Posted Jun 18, 2009 12:48 UTC (Thu) by busterb (subscriber, #560) [Link]

I've been using libdnet, which is in C, for years, and it also uses the same structure to identify an
address and a subnet. http://libdnet.sourceforge.net/dnet.3.txt An individual host IP is just a /32.

I'm not sure I understand how you can deal with an IP address without also knowing its netmask,
whether you're calling it a subnet or a host IP address. In fact, Linux's tools complain if you try to
manipulate an IP address without the mask:

bcook@target4:~$ sudo ip addr add 2.0.0.1/16 dev test2
bcook@target4:~$ sudo ip addr del 2.0.0.1 dev test2
Warning: Executing wildcard deletion to stay compatible with old scripts.
Explicitly specify the prefix length (2.0.0.1/32) to avoid this warning.
This special behaviour is likely to disappear in further releases,
fix your scripts!

Python and ipaddr.py

Posted Jun 18, 2009 15:38 UTC (Thu) by johill (subscriber, #25196) [Link]

The 'ip' command behaviour outlined here is because it also conflates the IP address and the network, because it not only deletes the address but also the corresponding route.

Python and ipaddr.py

Posted Jun 18, 2009 20:32 UTC (Thu) by jengelh (subscriber, #33263) [Link]

ip does not delete routes here; the kernel does (AFAICS). You see the same behavior when doing `ip link set eth0 down`.

Python and ipaddr.py

Posted Jun 18, 2009 20:42 UTC (Thu) by johill (subscriber, #25196) [Link]

Ok, so the kernel needs to know the address and netmask and conflates it, not ip. Doesn't change much :)

Python popularity-contest

Posted Jun 22, 2009 17:59 UTC (Mon) by ballombe (subscriber, #9523) [Link]
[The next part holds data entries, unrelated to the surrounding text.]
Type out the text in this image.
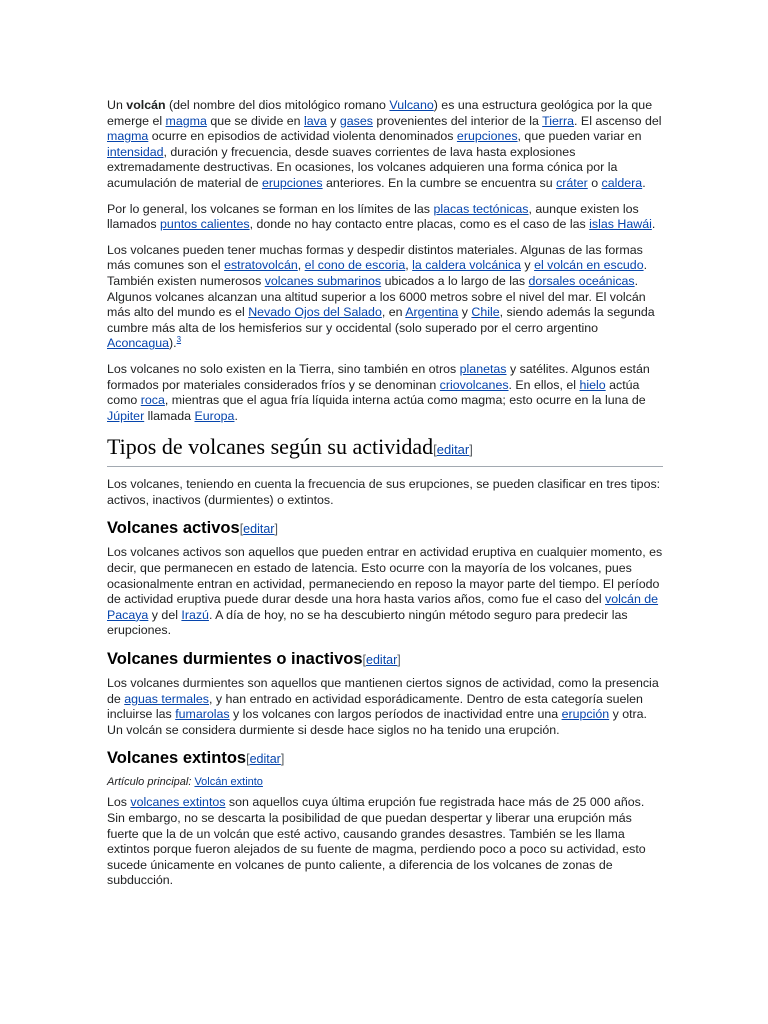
Un volcán (del nombre del dios mitológico romano Vulcano) es una estructura geológica por la que emerge el magma que se divide en lava y gases provenientes del interior de la Tierra. El ascenso del magma ocurre en episodios de actividad violenta denominados erupciones, que pueden variar en intensidad, duración y frecuencia, desde suaves corrientes de lava hasta explosiones extremadamente destructivas. En ocasiones, los volcanes adquieren una forma cónica por la acumulación de material de erupciones anteriores. En la cumbre se encuentra su cráter o caldera.

Por lo general, los volcanes se forman en los límites de las placas tectónicas, aunque existen los llamados puntos calientes, donde no hay contacto entre placas, como es el caso de las islas Hawái.

Los volcanes pueden tener muchas formas y despedir distintos materiales. Algunas de las formas más comunes son el estratovolcán, el cono de escoria, la caldera volcánica y el volcán en escudo. También existen numerosos volcanes submarinos ubicados a lo largo de las dorsales oceánicas. Algunos volcanes alcanzan una altitud superior a los 6000 metros sobre el nivel del mar. El volcán más alto del mundo es el Nevado Ojos del Salado, en Argentina y Chile, siendo además la segunda cumbre más alta de los hemisferios sur y occidental (solo superado por el cerro argentino Aconcagua).$^3$

Los volcanes no solo existen en la Tierra, sino también en otros planetas y satélites. Algunos están formados por materiales considerados fríos y se denominan criovolcanes. En ellos, el hielo actúa como roca, mientras que el agua fría líquida interna actúa como magma; esto ocurre en la luna de Júpiter llamada Europa.

Tipos de volcanes según su actividad[editar]

Los volcanes, teniendo en cuenta la frecuencia de sus erupciones, se pueden clasificar en tres tipos: activos, inactivos (durmientes) o extintos.

Volcanes activos[editar]

Los volcanes activos son aquellos que pueden entrar en actividad eruptiva en cualquier momento, es decir, que permanecen en estado de latencia. Esto ocurre con la mayoría de los volcanes, pues ocasionalmente entran en actividad, permaneciendo en reposo la mayor parte del tiempo. El período de actividad eruptiva puede durar desde una hora hasta varios años, como fue el caso del volcán de Pacaya y del Irazú. A día de hoy, no se ha descubierto ningún método seguro para predecir las erupciones.

Volcanes durmientes o inactivos[editar]

Los volcanes durmientes son aquellos que mantienen ciertos signos de actividad, como la presencia de aguas termales, y han entrado en actividad esporádicamente. Dentro de esta categoría suelen incluirse las fumarolas y los volcanes con largos períodos de inactividad entre una erupción y otra. Un volcán se considera durmiente si desde hace siglos no ha tenido una erupción.

Volcanes extintos[editar]
Artículo principal: Volcán extinto

Los volcanes extintos son aquellos cuya última erupción fue registrada hace más de 25 000 años. Sin embargo, no se descarta la posibilidad de que puedan despertar y liberar una erupción más fuerte que la de un volcán que esté activo, causando grandes desastres. También se les llama extintos porque fueron alejados de su fuente de magma, perdiendo poco a poco su actividad, esto sucede únicamente en volcanes de punto caliente, a diferencia de los volcanes de zonas de subducción.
Debian provides the ranking of python related Debian packages: http://popcon.debian.org/main/python/by_vote>

However Debian does not rely on popularity-contest ranking for technical decision, only to know whether a package is still used.

Python and ipaddr.py

Posted Jun 23, 2009 12:59 UTC (Tue) by Baylink (subscriber, #755) [Link]

I'm going to have to go scan over the conversations on this topic, I guess. Treating a host IP as a /32 is pretty traditional in a lot of environments, though there's just as much justification for writing host addresses as the netmask of the network on which they reside, like so: 172.48.119.32/16.

And, on reflection, perhaps the interface to the library making it difficult to treat that as a host address is why it's annoying people.

Ah, well; Copious Free Time.

Google Wave ( Python and ipaddr.py )

Posted Jun 25, 2009 10:29 UTC (Thu) by kragil (guest, #34373) [Link]

I think in the long run something as flexible and open as Wave will consolidate a lot these communication channel problems to the point where devs use it predominantly. (And I know we need mutt integration for that to happen :)

Just one example: Maybe it would good for Wave "mailing lists" to implement a message scoring system where valuable messages can be dugg up and flames dugg down.
That would certainly improve signal to noise. IMHO Wave makes crowd sourcing much easier.

Python and ipaddr.py

Posted Jun 25, 2009 14:02 UTC (Thu) by engla (guest, #47454) [Link]

Is Python's organisation too federated? The BDFL acting too much on good faith?

For Python 3.0, release blocker to remove __cmp__ was forgot and had to be fixed in Python 3.0.1.

There is no quality control of the standard library, lots of modules come from nowhere, does batteries included also mean that random cruft is included as well? Certainly, an even, high standard of the Python library is more important than to include everything.

Python and ipaddr.py

Posted Jun 25, 2009 17:00 UTC (Thu) by larryr (guest, #4030) [Link]

Certainly, an even, high standard of the Python library is more important than to include everything.

I do not know which is more important, but I agree there is stuff included with Python which seems relatively mediocre in quality and interface design, for example the "multiprocessing" module. I also think the "library" section is getting crowded considering how little structure it has, like "curses.textpad" grouped with "os", which is separated from "os.path".